The new Wage Order also makes provisions for meal periods, allowing eligible employees who work shifts in excess of eight hours a day to waive the right to one of their two meal periods. Those rules are as follows:
- A 30-minute meal period must be provided after five hours of work, unless the total hours of work for the day are not more than six hours, in which case the meal period may be waived by the mutual consent of the employee and the employer.
- Unless an employee is relieved of all duty during the 30-minute meal period, the meal period shall be considered an “on duty” meal period and counted as time worked. An “on duty” meal period is permitted only when the nature of the work prevents an employee from being relieved of all duty and when the employee and employer agree in writing to an on-the-job paid meal period.
- A second meal period must be provided after 10 hours of work, unless the employee’s total hours of work for the day are less than 12 hours, in which case the second meal period may be waived by the mutual consent of the employee and employer, but only if the first meal period was not waived.
- Veterinarians, registered veterinary technicians and unregistered animal health technicians providing animal care who work shifts in excess of eight hours total in a work day may voluntarily waive their right to one of their two meal periods.
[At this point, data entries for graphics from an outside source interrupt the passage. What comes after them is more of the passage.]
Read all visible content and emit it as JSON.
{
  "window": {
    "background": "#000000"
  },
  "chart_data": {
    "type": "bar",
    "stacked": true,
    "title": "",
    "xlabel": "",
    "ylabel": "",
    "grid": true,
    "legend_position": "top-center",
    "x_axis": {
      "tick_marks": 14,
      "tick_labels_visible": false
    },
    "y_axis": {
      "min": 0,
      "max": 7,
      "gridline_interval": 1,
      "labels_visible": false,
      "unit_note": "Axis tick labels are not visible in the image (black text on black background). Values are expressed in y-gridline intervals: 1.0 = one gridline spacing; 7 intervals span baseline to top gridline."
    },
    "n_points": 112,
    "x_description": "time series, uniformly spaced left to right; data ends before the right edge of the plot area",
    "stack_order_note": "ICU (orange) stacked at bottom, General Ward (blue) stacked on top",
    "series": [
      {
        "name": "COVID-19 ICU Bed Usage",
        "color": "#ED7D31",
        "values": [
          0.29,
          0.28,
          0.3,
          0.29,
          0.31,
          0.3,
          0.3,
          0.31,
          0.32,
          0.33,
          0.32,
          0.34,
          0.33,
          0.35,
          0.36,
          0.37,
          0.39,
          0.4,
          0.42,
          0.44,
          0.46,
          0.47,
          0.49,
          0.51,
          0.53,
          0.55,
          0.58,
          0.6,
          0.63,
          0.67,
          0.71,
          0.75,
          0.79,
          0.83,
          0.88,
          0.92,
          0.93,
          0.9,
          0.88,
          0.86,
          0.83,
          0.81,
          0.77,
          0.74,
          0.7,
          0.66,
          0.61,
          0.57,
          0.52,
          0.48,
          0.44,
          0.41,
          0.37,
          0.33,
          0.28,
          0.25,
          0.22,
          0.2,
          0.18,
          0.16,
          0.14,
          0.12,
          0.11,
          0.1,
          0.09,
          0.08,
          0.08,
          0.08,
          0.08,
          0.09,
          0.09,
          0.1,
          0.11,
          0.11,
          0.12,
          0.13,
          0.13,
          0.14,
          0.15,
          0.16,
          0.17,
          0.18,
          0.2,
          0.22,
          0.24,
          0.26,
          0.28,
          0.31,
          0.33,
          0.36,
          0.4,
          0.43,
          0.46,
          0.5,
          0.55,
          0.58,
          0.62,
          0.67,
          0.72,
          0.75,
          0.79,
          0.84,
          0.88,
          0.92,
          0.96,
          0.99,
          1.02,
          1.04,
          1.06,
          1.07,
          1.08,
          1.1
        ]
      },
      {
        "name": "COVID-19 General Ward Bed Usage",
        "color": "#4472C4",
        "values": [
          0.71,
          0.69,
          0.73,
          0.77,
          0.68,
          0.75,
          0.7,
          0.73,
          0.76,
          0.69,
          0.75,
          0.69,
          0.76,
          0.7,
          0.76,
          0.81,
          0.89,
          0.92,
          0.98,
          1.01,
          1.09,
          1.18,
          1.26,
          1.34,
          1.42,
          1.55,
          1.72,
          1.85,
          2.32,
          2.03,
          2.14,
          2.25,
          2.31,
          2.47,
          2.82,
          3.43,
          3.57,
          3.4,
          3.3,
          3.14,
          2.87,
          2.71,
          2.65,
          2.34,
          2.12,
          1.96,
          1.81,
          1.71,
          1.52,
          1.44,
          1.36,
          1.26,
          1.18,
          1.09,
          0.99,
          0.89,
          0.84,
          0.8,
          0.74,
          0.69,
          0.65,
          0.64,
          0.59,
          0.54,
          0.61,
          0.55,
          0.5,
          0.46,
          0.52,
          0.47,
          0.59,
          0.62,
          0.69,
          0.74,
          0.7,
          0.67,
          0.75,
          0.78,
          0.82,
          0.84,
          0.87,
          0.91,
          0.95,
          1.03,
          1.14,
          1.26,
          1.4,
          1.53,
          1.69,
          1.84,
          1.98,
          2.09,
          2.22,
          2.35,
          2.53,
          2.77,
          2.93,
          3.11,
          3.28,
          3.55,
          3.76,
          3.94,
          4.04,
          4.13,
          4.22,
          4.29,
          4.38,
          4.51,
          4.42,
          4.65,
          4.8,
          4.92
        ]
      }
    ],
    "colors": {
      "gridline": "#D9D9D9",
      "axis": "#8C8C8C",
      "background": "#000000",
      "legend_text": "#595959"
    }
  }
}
In order to be valid, such a waiver must be documented in a written agreement that is voluntarily signed by both the employee and the employer. The employee may revoke the waiver at any time by providing the employer with at least one day’s written notice. The employee shall be fully compensated for all working time, including an on-the-job meal period, while such a waiver is in effect.
Q & A:
Q: What areas of employee relations will the new Wage Order affect?
A. Alternative work week schedules, payment of overtime compensation to certain employees and meal periods.
Q: When does the new Wage Order become effective?
A: October 1, 2000.
Q: Will the new Wage Order allow me to put all my employees on 12-hour shifts without payment of overtime?
A: No. Only veterinarians, registered veterinary technicians and unregistered animal health technicians providing animal care may adopt an alternative work week that provides for 12-hour shifts without the payment of overtime. Other workers, such as clerical workers and workers who provide primarily services relating to feeding or cleaning cannot work 12-hour shifts without the payment of overtime. Those employees must still be paid according to regular overtime rules, which require overtime payment for all hours worked in excess of eight hours in a day or 40 hours in a week.